Em seguida, ele veste novamente a fantasia, fecha o zíper, e a dinâmica continua. Com o tempo, as agressões vão ficando menos concretas; se transformam em dormir durante a sessão, jogar jogos no celular e sair antes do horário combinado. No fim de cada sessão, ele queria saber se poderia sair antes do minuto final ou se estava em cárcere privado. Começou a fazer seus testes. Aos poucos, o paciente percebeu que o acordo do horário servia a nós dois, ou seja, representava um princípio a ser respeitado por ambos. Quando ele se deu conta de que o tempo não era um instrumento de domínio de um sobre o outro, conviver com Mr. Trump foi se tornando um pouco mais suportável.

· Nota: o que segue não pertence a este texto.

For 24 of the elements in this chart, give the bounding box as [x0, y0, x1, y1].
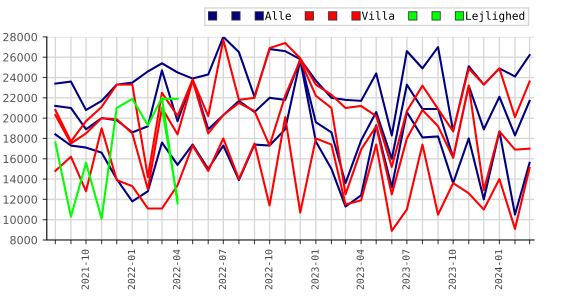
x-tick-label: 2024-01: [494, 250, 502, 290]
y-tick-label: 28000: [3, 32, 38, 42]
y-tick-label: 12000: [4, 195, 38, 204]
x-tick-label: 2022-07: [218, 250, 226, 290]
y-tick-label: 18000: [4, 134, 38, 143]
y-tick-label: 24000: [3, 73, 38, 82]
y-tick-label: 14000: [4, 175, 38, 184]
y-tick-label: 22000: [3, 94, 38, 102]
x-tick-label: 2022-01: [128, 250, 136, 290]
x-tick-label: 2021-10: [82, 250, 89, 290]
y-tick-label: 16000: [4, 154, 38, 164]
x-tick-label: 2023-07: [402, 250, 410, 290]
legend-label: Alle: [265, 11, 291, 20]
x-tick-label: 2022-10: [265, 250, 272, 290]
x-tick-label: 2023-10: [448, 250, 456, 290]
y-tick-label: 10000: [4, 216, 38, 224]
x-tick-label: 2023-04: [356, 249, 364, 290]
y-tick-label: 8000: [10, 236, 38, 244]
legend-label: Lejlighed: [466, 11, 524, 22]
y-tick-label: 26000: [3, 53, 38, 62]
x-tick-label: 2023-01: [311, 250, 319, 290]
legend-label: Villa: [362, 11, 394, 20]
x-tick-label: 2022-04: [173, 249, 180, 290]
y-tick-label: 20000: [3, 114, 38, 123]
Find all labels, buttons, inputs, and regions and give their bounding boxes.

Assim, não devemos identificar a superfície de recusa ou de desprezo com a ausência de demanda pelo trabalho psicanalítico. Da mesma forma, mas pelo avesso, não deveríamos acreditar que tal demanda existe pelo simples fato de que pacientes podem afirmá-la verbalmente. A presença ou a ausência da inclinação por análise precisa ser constatada ao longo do convívio clínico, sempre em um segundo momento esclarecedor. Aqui temos o conceito freudiano de Nachtraglichkeit (Laplanche & Pontalis, 1967/2001). Quando eu me esqueci dessa ideia, confuso devido ao sentimento de raiva emergido dentro do campo transferencial-contratransferencial, os pais desse adolescente puderam refrescar minha memória.

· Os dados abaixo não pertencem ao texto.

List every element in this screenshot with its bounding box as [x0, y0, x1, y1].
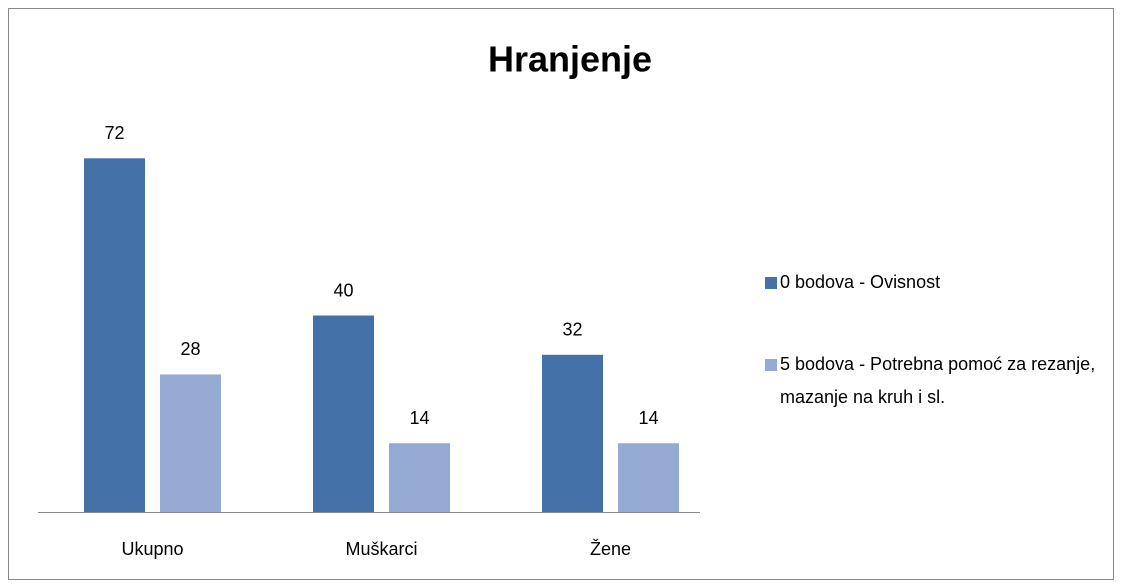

Sobre tal necessidade enunciada pelo paciente, há dois elementos que merecem nossa atenção. O primeiro é sobre a sua qualidade, e o segundo é sobre o seu momento de origem.

A qualidade. O paciente parece formular seu pedido como a necessidade de uma vivência afetiva específica junto a mim: se eu o podo, isso lhe traz algum benefício. Arrisquemos uma tradução possível para a nossa linguagem. Ele diz que é importante que seu eu ideal seja castrado, que sua onipotência narcísica encontre limites, para que ele possa se inscrever dentro de um congresso, de uma democracia, de uma civilização balizada pelo ideal do eu. Do ponto de vista estético, esse momento aparenta estar mais próximo da atividade psicanalítica de dar à luz alguma experiência mental do que do trabalho clássico de trazer à luz algum elemento psíquico recalcado. O que é psicanálise: viver ou saber? Não quero me estender sobre esse ponto, porque ele nos levaria longe demais da linha de argumentação a ser priorizada. No entanto, acho oportuno formular a questão quanto a se viver e saber são dois conjuntos de fenômenos distintos ou se podem ser dois ângulos de um mesmo fenômeno. Em outras palavras, mesmo na compulsão à repetição mais monótona, nas atuações mais extremas, nos limites do polo motor de nosso aparelho psíquico - poderia existir ali alguma ambição de saber, de investigar? É possível comparar a repetição do que é traumático a um cientista que falha em inúmeros experimentos na bancada de seu laboratório? Dentro dessa discussão, que lugar ocupam nossos atos analíticos, intervenções de natureza paradoxal? Estamos criando novas marcas ou abrindo espaço para que certos elementos mentais ganhem representação simbólica? Ou os dois? Bem, são perguntas para alguma outra ocasião. No momento, sugiro que consideremos a necessidade de ser podado como uma necessidade analítica - seja a de viver uma experiência significativa junto a mim, seja a de saber sobre si, seja um pouco de cada uma das duas.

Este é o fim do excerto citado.